As the eight-phase Assembly election West Bengal began on March 27, a music video, featuring some of the biggest names in Bengali cinema and culture decrying the politics of the Bharatiya Janata Party (BJP) and the Sangh Parivar, has become quite a sensation, particularly among the younger generation.
The music video in Bengali begins with a message stating: “Our Bengal is a land of friendship, peace and pluralism. As Bengalis and as Indians we will have to resist anybody’s attempt to create a rift between people here. We will look hatred in the eyes and say, ‘This land is not your land. This land is one of love. This land is India.”
The lyrics of the song titled ‘Nijeder Mote Nijeder gan (In our own way, our own song) are a scathing attack on right-wing politics, and the visuals leave no one in doubt as to who the song is directed against – “Your devotion is bloodstained/You have love for no one at all/You are here to invade the nation/You don’t know nationalism…. All your explanations/begin and end with Pakistan/You have fuelled agitation/You have left us with no option,” the lyrics go. The song also has an interlude in the tune of “Hum Dekhenge”.
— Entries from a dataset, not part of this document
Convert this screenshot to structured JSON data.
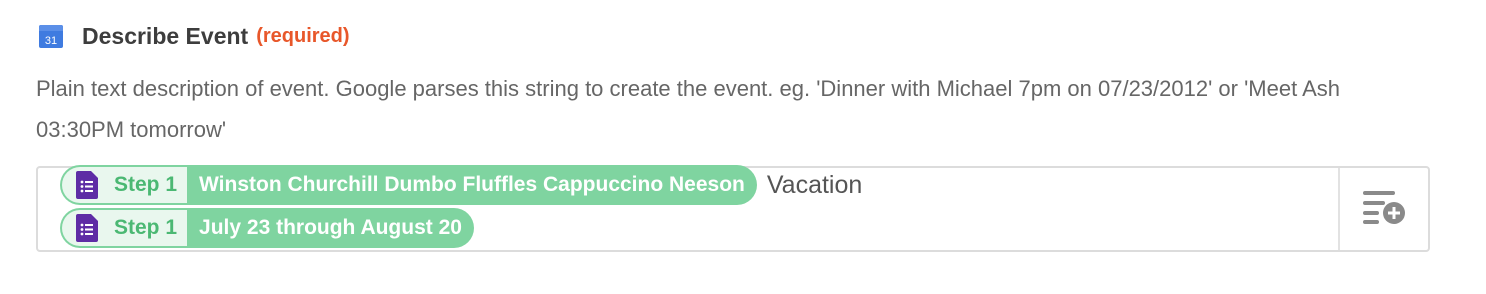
{
  "field": {
    "label": "Describe Event",
    "required_text": "(required)",
    "help_text": "Plain text description of event. Google parses this string to create the event. eg. 'Dinner with Michael 7pm on 07/23/2012' or 'Meet Ash 03:30PM tomorrow'",
    "icon": "google-calendar-icon",
    "calendar_day": "31"
  },
  "input": {
    "line1": {
      "pill": {
        "step": "Step 1",
        "value": "Winston Churchill Dumbo Fluffles Cappuccino Neeson",
        "icon": "google-forms-icon"
      },
      "trailing_text": "Vacation"
    },
    "line2": {
      "pill": {
        "step": "Step 1",
        "value": "July 23 through August 20",
        "icon": "google-forms-icon"
      }
    },
    "insert_button_icon": "insert-data-icon"
  },
  "colors": {
    "required": "#e8572a",
    "pill_bg": "#7fd4a0",
    "pill_step_bg": "#e9f7ee",
    "step_text": "#4bb873",
    "forms_purple": "#5e2ca5",
    "calendar_blue": "#3f7be0"
  }
}
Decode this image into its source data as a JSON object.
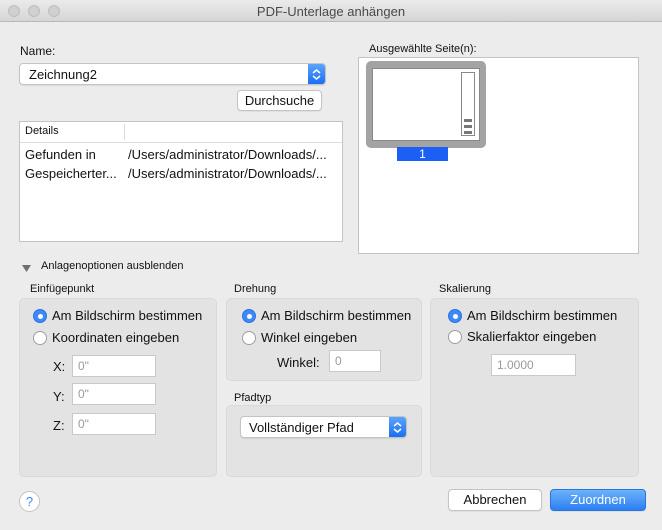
{
  "window": {
    "title": "PDF-Unterlage anhängen"
  },
  "name_section": {
    "label": "Name:",
    "selected": "Zeichnung2",
    "browse_label": "Durchsuche"
  },
  "details": {
    "header": "Details",
    "rows": [
      {
        "key": "Gefunden in",
        "value": "/Users/administrator/Downloads/..."
      },
      {
        "key": "Gespeicherter...",
        "value": "/Users/administrator/Downloads/..."
      }
    ]
  },
  "pages": {
    "label": "Ausgewählte Seite(n):",
    "items": [
      {
        "number": "1"
      }
    ]
  },
  "toggle": {
    "label": "Anlagenoptionen ausblenden"
  },
  "insertion": {
    "title": "Einfügepunkt",
    "options": [
      "Am Bildschirm bestimmen",
      "Koordinaten eingeben"
    ],
    "selected_index": 0,
    "x_label": "X:",
    "x_value": "0\"",
    "y_label": "Y:",
    "y_value": "0\"",
    "z_label": "Z:",
    "z_value": "0\""
  },
  "rotation": {
    "title": "Drehung",
    "options": [
      "Am Bildschirm bestimmen",
      "Winkel eingeben"
    ],
    "selected_index": 0,
    "angle_label": "Winkel:",
    "angle_value": "0"
  },
  "path_type": {
    "title": "Pfadtyp",
    "selected": "Vollständiger Pfad"
  },
  "scale": {
    "title": "Skalierung",
    "options": [
      "Am Bildschirm bestimmen",
      "Skalierfaktor eingeben"
    ],
    "selected_index": 0,
    "factor_value": "1.0000"
  },
  "footer": {
    "help_label": "?",
    "cancel_label": "Abbrechen",
    "ok_label": "Zuordnen"
  },
  "colors": {
    "accent": "#2c7ef3",
    "page_number_bg": "#1c5ff5"
  }
}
The star-studded video features some of the biggest names in Bengal art and culture, including theatre legend Rudraprasad Sengupta, actors Parambrata Chatterjee, Kaushik Sen, Sabyasachi Chakraborty and singer-songwriter Anupam Roy. The video projects the various controversial legislations and steps taken by the BJP government at the Centre, both through artistic imagery and newspaper clippings, and highlights the Centre’s failures. It is as much a song of protest and outrage as it is an assertion of individual rights and free thought, as is evident by the lyrics — “I looked at Goebbels’ mirror/I spotted your reflection there…. We know well enough/What is best for us, we will decide.”